Der musikalische DA-VINCI-CODE aus Deutschland - oder die entschlüsselte Musiker-Seele zwischen schwerer Depression und verrückter Spielfreude

CRYPTEX!

Ja, das ist einerseits ein kleiner Safe, der mit einem Code nach Da Vinci versehen ist, welcher außergewöhnlich schwer zu knacken ist. 

Deutlich leichter zu knacken ist allerdings die niedersächsische Band CRYPTEX, deren Bassist MARC ANDREJKOVITS uns bereitwillig und uncodiert Rede und Antwort steht, damit wir die Geheimnisse hinter ihrem neusten Album „Madeleine Effect“ entschlüsseln können. Ganz so leicht ist das natürlich nicht bei einer Band, die sich zwischen Folk, Alternative, Rock und Prog bewegt und dabei auch noch behauptet, „zwischen allen (musikalischen) Stühlen“ zu sitzen, was uns auch beim Interview intensiver beschäftigen wird.

 

Hallo Marc - vorab gleich ein Versprechen!

Ich werde euch nicht nach Erklärungen für Band- und Album-Namen und allgemeines, schon x-mal gehörtes Trallala fragen, sondern hoffentlich ein wenig in den Bereichen schürfen, wo es Neues,  bisher Unbekanntes von CRYPTEX zu erkunden gibt. 

Also sollte eine meiner Fragen in das lapidare Schema F passen, zieh mir einfach einen drüber und verweigere dich bei der Beantwortung!
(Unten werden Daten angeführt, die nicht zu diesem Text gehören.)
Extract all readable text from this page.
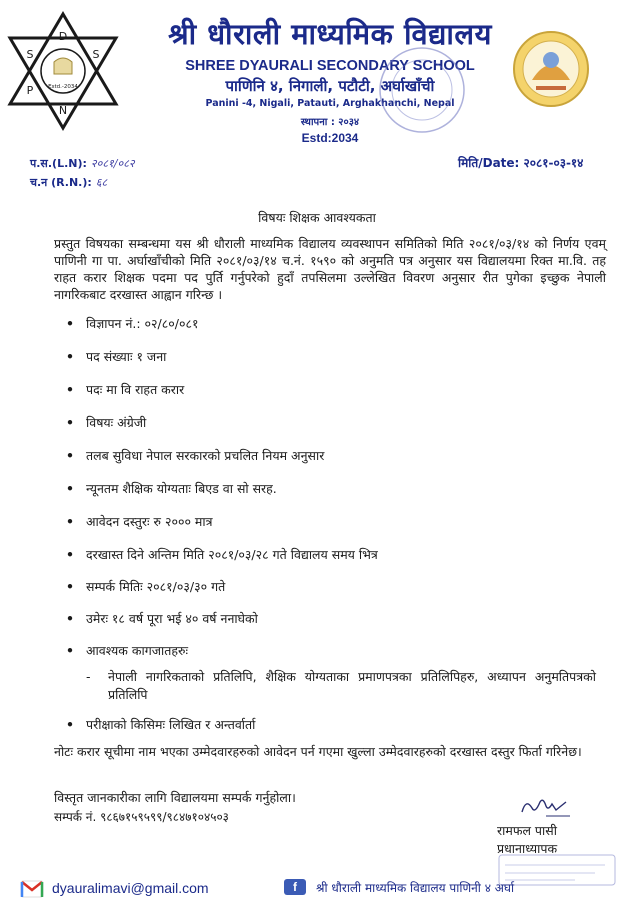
D
S	S
P
N
Estd.-2034
श्री धौराली माध्यमिक विद्यालय
SHREE DYAURALI SECONDARY SCHOOL
पाणिनि ४, निगाली, पटौटी, अर्घाखाँची
Panini -4, Nigali, Patauti, Arghakhanchi, Nepal
स्थापना : २०३४
Estd:2034
प.स.(L.N): २०८१/०८२
च.न (R.N.): ६८
मिति/Date: २०८१-०३-१४
विषयः शिक्षक आवश्यकता
प्रस्तुत विषयका सम्बन्धमा यस श्री धौराली माध्यमिक विद्यालय व्यवस्थापन समितिको मिति २०८१/०३/१४ को निर्णय एवम् पाणिनी गा पा. अर्घाखाँचीको मिति २०८१/०३/१४ च.नं. १५९० को अनुमति पत्र अनुसार यस विद्यालयमा रिक्त मा.वि. तह राहत करार शिक्षक पदमा पद पुर्ति गर्नुपरेको हुदाँ तपसिलमा उल्लेखित विवरण अनुसार रीत पुगेका इच्छुक नेपाली नागरिकबाट दरखास्त आह्वान गरिन्छ ।
• विज्ञापन नं.: ०२/८०/०८१
• पद संख्याः १ जना
• पदः मा वि राहत करार
• विषयः अंग्रेजी
• तलब सुविधा नेपाल सरकारको प्रचलित नियम अनुसार
• न्यूनतम शैक्षिक योग्यताः बिएड वा सो सरह.
• आवेदन दस्तुरः रु २००० मात्र
• दरखास्त दिने अन्तिम मिति २०८१/०३/२८ गते विद्यालय समय भित्र
• सम्पर्क मितिः २०८१/०३/३० गते
• उमेरः १८ वर्ष पूरा भई ४० वर्ष ननाघेको
• आवश्यक कागजातहरुः
- नेपाली नागरिकताको प्रतिलिपि, शैक्षिक योग्यताका प्रमाणपत्रका प्रतिलिपिहरु, अध्यापन अनुमतिपत्रको प्रतिलिपि
• परीक्षाको किसिमः लिखित र अन्तर्वार्ता
नोटः करार सूचीमा नाम भएका उम्मेदवारहरुको आवेदन पर्न गएमा खुल्ला उम्मेदवारहरुको दरखास्त दस्तुर फिर्ता गरिनेछ।
विस्तृत जानकारीका लागि विद्यालयमा सम्पर्क गर्नुहोला।
सम्पर्क नं. ९८६७१५९५९९/९८४७१०४५०३
रामफल पासी
प्रधानाध्यापक
dyauralimavi@gmail.com	f	श्री धौराली माध्यमिक विद्यालय पाणिनी ४ अर्घा
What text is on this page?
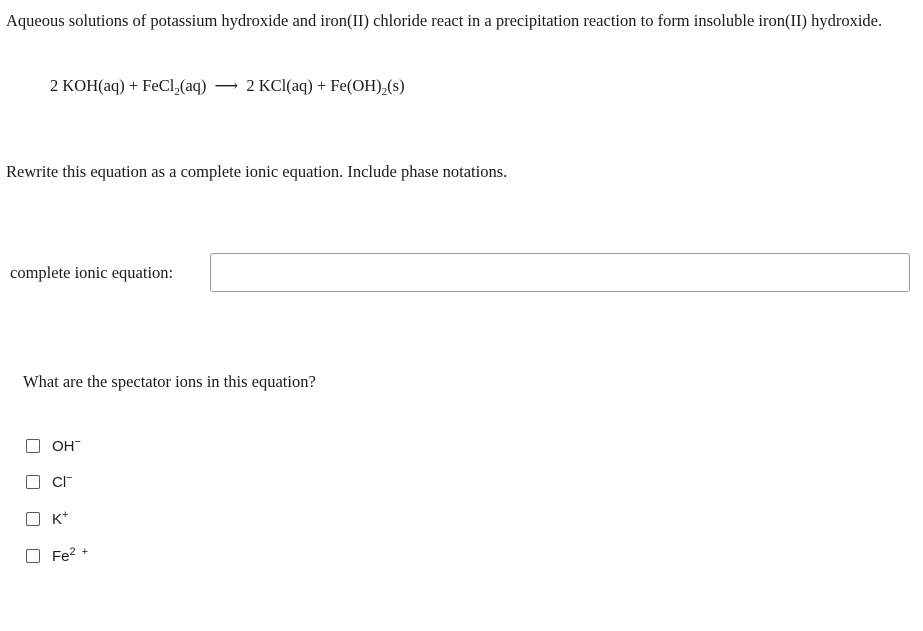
Aqueous solutions of potassium hydroxide and iron(II) chloride react in a precipitation reaction to form insoluble iron(II) hydroxide.
2 KOH(aq) + FeCl$_2$(aq) ⟶ 2 $KCl(aq) + Fe(OH)_2(s)$
Rewrite this equation as a complete ionic equation. Include phase notations.
complete ionic equation:
What are the spectator ions in this equation?
OH−
Cl−
K+
Fe$^2$ +
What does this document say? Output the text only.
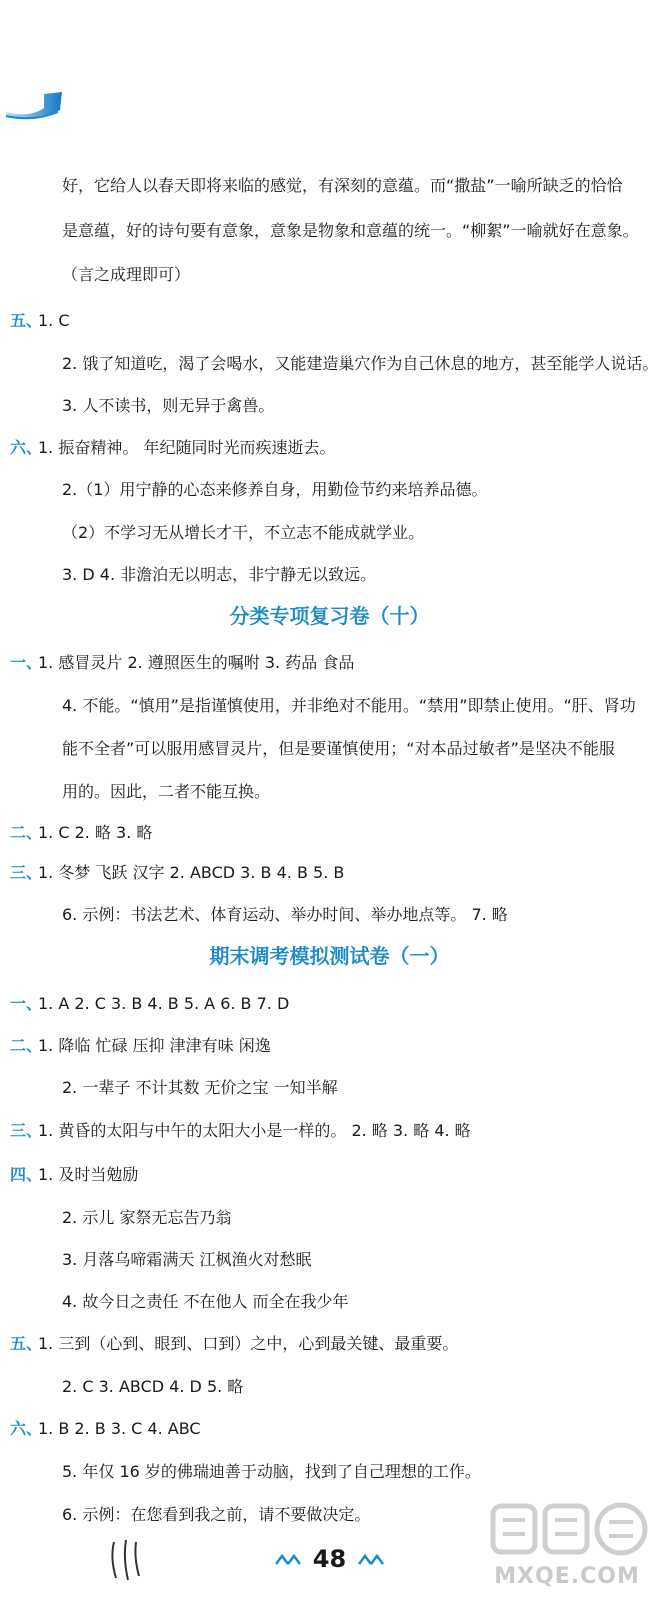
好，它给人以春天即将来临的感觉，有深刻的意蕴。而“撒盐”一喻所缺乏的恰恰
是意蕴，好的诗句要有意象，意象是物象和意蕴的统一。“柳絮”一喻就好在意象。
（言之成理即可）
五、
1. C
2. 饿了知道吃，渴了会喝水，又能建造巢穴作为自己休息的地方，甚至能学人说话。
3. 人不读书，则无异于禽兽。
六、
1. 振奋精神。 年纪随同时光而疾速逝去。
2.（1）用宁静的心态来修养自身，用勤俭节约来培养品德。
（2）不学习无从增长才干，不立志不能成就学业。
3. D 4. 非澹泊无以明志，非宁静无以致远。
分类专项复习卷（十）
一、
1. 感冒灵片 2. 遵照医生的嘱咐 3. 药品 食品
4. 不能。“慎用”是指谨慎使用，并非绝对不能用。“禁用”即禁止使用。“肝、肾功
能不全者”可以服用感冒灵片，但是要谨慎使用；“对本品过敏者”是坚决不能服
用的。因此，二者不能互换。
二、
1. C 2. 略 3. 略
三、
1. 冬梦 飞跃 汉字 2. ABCD 3. B 4. B 5. B
6. 示例：书法艺术、体育运动、举办时间、举办地点等。 7. 略
期末调考模拟测试卷（一）
一、
1. A 2. C 3. B 4. B 5. A 6. B 7. D
二、
1. 降临 忙碌 压抑 津津有味 闲逸
2. 一辈子 不计其数 无价之宝 一知半解
三、
1. 黄昏的太阳与中午的太阳大小是一样的。 2. 略 3. 略 4. 略
四、
1. 及时当勉励
2. 示儿 家祭无忘告乃翁
3. 月落乌啼霜满天 江枫渔火对愁眠
4. 故今日之责任 不在他人 而全在我少年
五、
1. 三到（心到、眼到、口到）之中，心到最关键、最重要。
2. C 3. ABCD 4. D 5. 略
六、
1. B 2. B 3. C 4. ABC
5. 年仅 16 岁的佛瑞迪善于动脑，找到了自己理想的工作。
6. 示例：在您看到我之前，请不要做决定。
48
MXQE.COM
Oder schick mich einfach in den Knast von eurem Album-Trailer zur Doppel-Vinyl-Version, in dem die Häftlinge mit eurer Musik bestraft oder beglückt werden ;-)

 

Und damit wären wir gleich bei der ersten Frage.

 

Für wen ist aus eurer Sicht „Madeleine Effect“ ein Glück und wer sollte eure Musik am besten meiden?

Ein „Glück“ ist „Madeleine Effect“ sicherlich für all diejenigen, die sich bei ihren Hörgewohnheiten nicht zu sehr an musikalischen Schubladen aufhängen und Musik noch als Kunstform betrachten und ehren. Ich würde mich freuen, wenn sich jeder an das Thema heranwagen würde – schwer zugänglich ist es ja eigentlich nicht - daher würde ich niemandem davon abraten, sich mit unserer Musik auseinanderzusetzen. Allerhöchstens den Melophobikern würde ich abraten sich „Madeleine Effect“ anzuhören - das gilt dann aber auch für jedwede Form von Musik.
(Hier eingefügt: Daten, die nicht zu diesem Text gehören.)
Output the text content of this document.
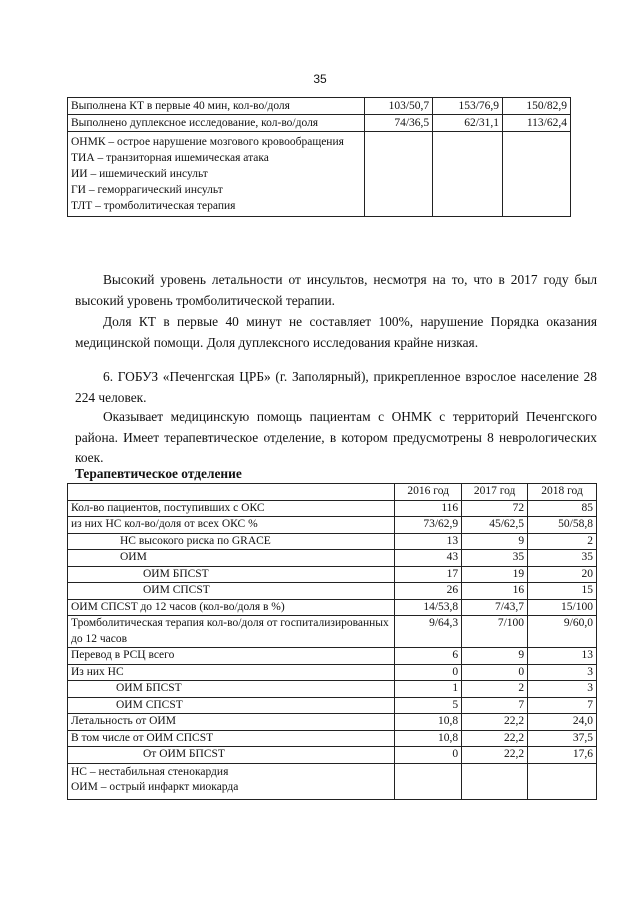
35
Выполнена КТ в первые 40 мин, кол-во/доля	103/50,7	153/76,9	150/82,9
Выполнено дуплексное исследование, кол-во/доля	74/36,5	62/31,1	113/62,4

ОНМК – острое нарушение мозгового кровообращения
ТИА – транзиторная ишемическая атака
ИИ – ишемический инсульт
ГИ – геморрагический инсульт
ТЛТ – тромболитическая терапия			

Высокий уровень летальности от инсультов, несмотря на то, что в 2017 году был высокий уровень тромболитической терапии.

Доля КТ в первые 40 минут не составляет 100%, нарушение Порядка оказания медицинской помощи. Доля дуплексного исследования крайне низкая.

6. ГОБУЗ «Печенгская ЦРБ» (г. Заполярный), прикрепленное взрослое население 28 224 человек.

Оказывает медицинскую помощь пациентам с ОНМК с территорий Печенгского района. Имеет терапевтическое отделение, в котором предусмотрены 8 неврологических коек.

Терапевтическое отделение
	2016 год	2017 год	2018 год
Кол-во пациентов, поступивших с ОКС	116	72	85
из них НС кол-во/доля от всех ОКС %	73/62,9	45/62,5	50/58,8
НС высокого риска по GRACE	13	9	2
ОИМ	43	35	35
ОИМ БПСST	17	19	20
ОИМ СПСST	26	16	15
ОИМ СПСST до 12 часов (кол-во/доля в %)	14/53,8	7/43,7	15/100
Тромболитическая терапия кол-во/доля от госпитализированных до 12 часов	9/64,3	7/100	9/60,0
Перевод в РСЦ всего	6	9	13
Из них НС	0	0	3
ОИМ БПСST	1	2	3
ОИМ СПСST	5	7	7
Летальность от ОИМ	10,8	22,2	24,0
В том числе от ОИМ СПСST	10,8	22,2	37,5
От ОИМ БПСST	0	22,2	17,6

НС – нестабильная стенокардия
ОИМ – острый инфаркт миокарда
Als ich euer Album das erste Mal gehört sowie die ersten Recherchen zur Band betrieben hatte, war ich recht überrascht, dass ihr alle noch unter 30 Jahre alt seid (Der Jüngste ist 24 und der Älteste 29 Jahre alt!). Da wirft sich dann tatsächlich die Frage auf, durch wen oder was ihr zu dieser abwechslungsreichen, aber größtenteils progressiven „Erwachsenenmusik“ ;-) gefunden habt. 

Ich verstehe den Begriff „Erwachsenenmusik“ mal als Kompliment und nicht als Synonym für „altbacken“. 
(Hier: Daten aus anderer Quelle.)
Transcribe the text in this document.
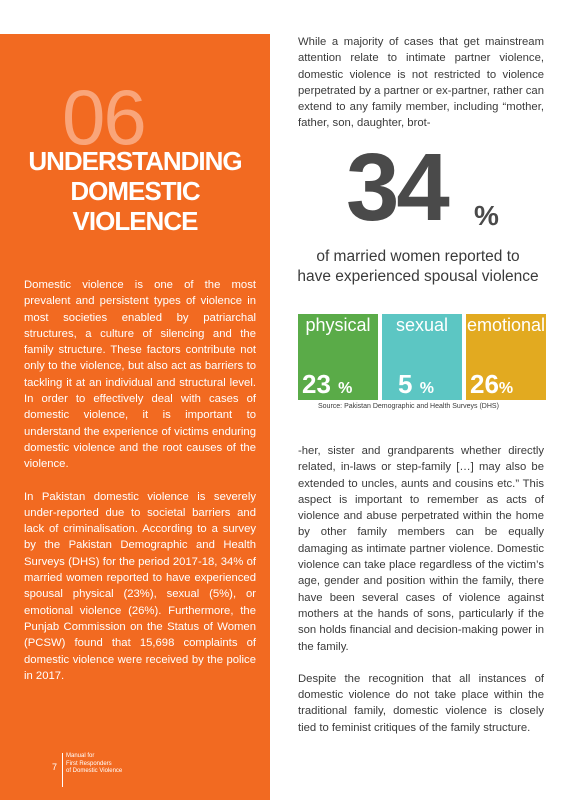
06
UNDERSTANDING
DOMESTIC
VIOLENCE

Domestic violence is one of the most prevalent and persistent types of violence in most societies enabled by patriarchal structures, a culture of silencing and the family structure. These factors contribute not only to the violence, but also act as barriers to tackling it at an individual and structural level. In order to effectively deal with cases of domestic violence, it is important to understand the experience of victims enduring domestic violence and the root causes of the violence.

In Pakistan domestic violence is severely under-reported due to societal barriers and lack of criminalisation. According to a survey by the Pakistan Demographic and Health Surveys (DHS) for the period 2017-18, 34% of married women reported to have experienced spousal physical (23%), sexual (5%), or emotional violence (26%). Furthermore, the Punjab Commission on the Status of Women (PCSW) found that 15,698 complaints of domestic violence were received by the police in 2017.

While a majority of cases that get mainstream attention relate to intimate partner violence, domestic violence is not restricted to violence perpetrated by a partner or ex-partner, rather can extend to any family member, including “mother, father, son, daughter, brot-

34 %
of married women reported to
have experienced spousal violence
physical
23 %
sexual
5 %
emotional
26%
Source: Pakistan Demographic and Health Surveys (DHS)

-her, sister and grandparents whether directly related, in-laws or step-family […] may also be extended to uncles, aunts and cousins etc.” This aspect is important to remember as acts of violence and abuse perpetrated within the home by other family members can be equally damaging as intimate partner violence. Domestic violence can take place regardless of the victim’s age, gender and position within the family, there have been several cases of violence against mothers at the hands of sons, particularly if the son holds financial and decision-making power in the family.

Despite the recognition that all instances of domestic violence do not take place within the traditional family, domestic violence is closely tied to feminist critiques of the family structure.

7
Manual for
First Responders
of Domestic Violence
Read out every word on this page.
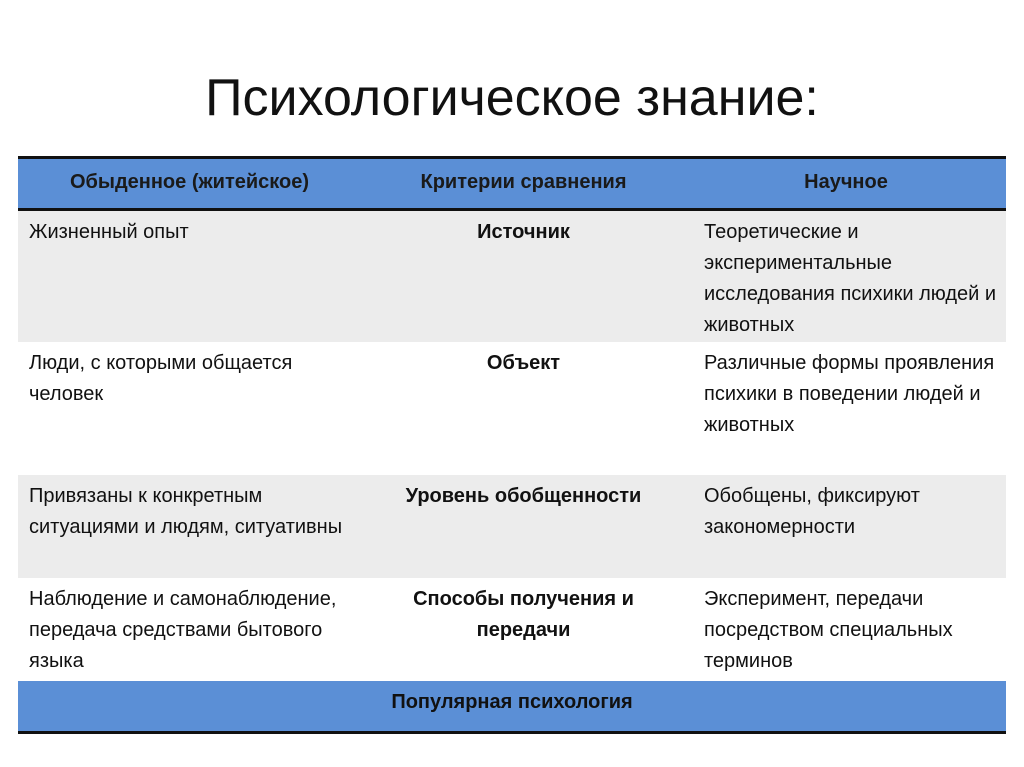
Психологическое знание:
Обыденное (житейское)	Критерии сравнения	Научное
Жизненный опыт	Источник	Теоретические и экспериментальные исследования психики людей и животных
Люди, с которыми общается человек	Объект	Различные формы проявления психики в поведении людей и животных
Привязаны к конкретным ситуациями и людям, ситуативны	Уровень обобщенности	Обобщены, фиксируют закономерности
Наблюдение и самонаблюдение, передача средствами бытового языка	Способы получения и передачи	Эксперимент, передачи посредством специальных терминов
Популярная психология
Die Einflüsse, die man in dem Album vermeintlich hört, entspringen, denke ich, den eigenen musikalischen Vorlieben als Musikliebhaber, die wir allesamt sind. Auf „Madeleine Effect“ wurde versucht, einen eigenen Ausdruck zu finden, der möglichst ehrlich ist und nicht versucht nachzuahmen, oder musikalischen Trends hinterherzulaufen. Wir sind keine großen Fans von musikalischen Schubladen oder Trenderscheinungen. Ich denke, dadurch, dass man sich selbst nicht durch eine genregebundene Engstirnigkeit beschneidet, gerät man dann auch schnell dazu, dass einem ein progressiver Einschlag zugesprochen wird, oder dass die Musik reifer erscheint. Wenn ich mich in unseren Reihen so umsehe, denke ich aber nicht, dass die Musik so erwachsen klingt, weil wir alle am Ende unserer Adoleszenz stehen. Ganz im Gegenteil. Wir sind privat ein sehr alberner Haufen und machen einfach die Musik, die wir selbst gerne hören würden.

 

Ich zitiere mal aus eurer Homepage: 

„CRYPTEX liefern mit ihrer ‚konsequent und aus Überzeugung zwischen allen Stühlen stehenden‘ Musik, sowie dem klaren und heutzutage seltenen Alleinstellungsmerkmal den perfekten Soundtrack für Romantiker, Phantasten, hoffnungslose Melancholiker, Partywütige, frisch Verliebte, Zornige, Trauernde, Außenseiter, Rebellen und Geächtete, um an einer beeindruckenden Reise durch ein facettenreiches, originelles und anspruchsvolles Sound-Kaleidoskop teilzunehmen.“ 

Habt ihr einen Hang zu Übertreibungen oder ist es euch mit der Aufzählung dieser so unterschiedlichen Charaktere wirklich ernst? 

Machen wir einfach mal den Test - also was gefällt ganz speziell einem a) Romantiker; b) Phantasten; c) hoffnungslosen Melancholiker; d) Partywütigen; e) frisch Verliebten; f) Zornigen; g) Trauernden; h) Außenseiter; i) Rebellen und j) Geächteten an eurer Musik bzw. „Madeleine Effect“?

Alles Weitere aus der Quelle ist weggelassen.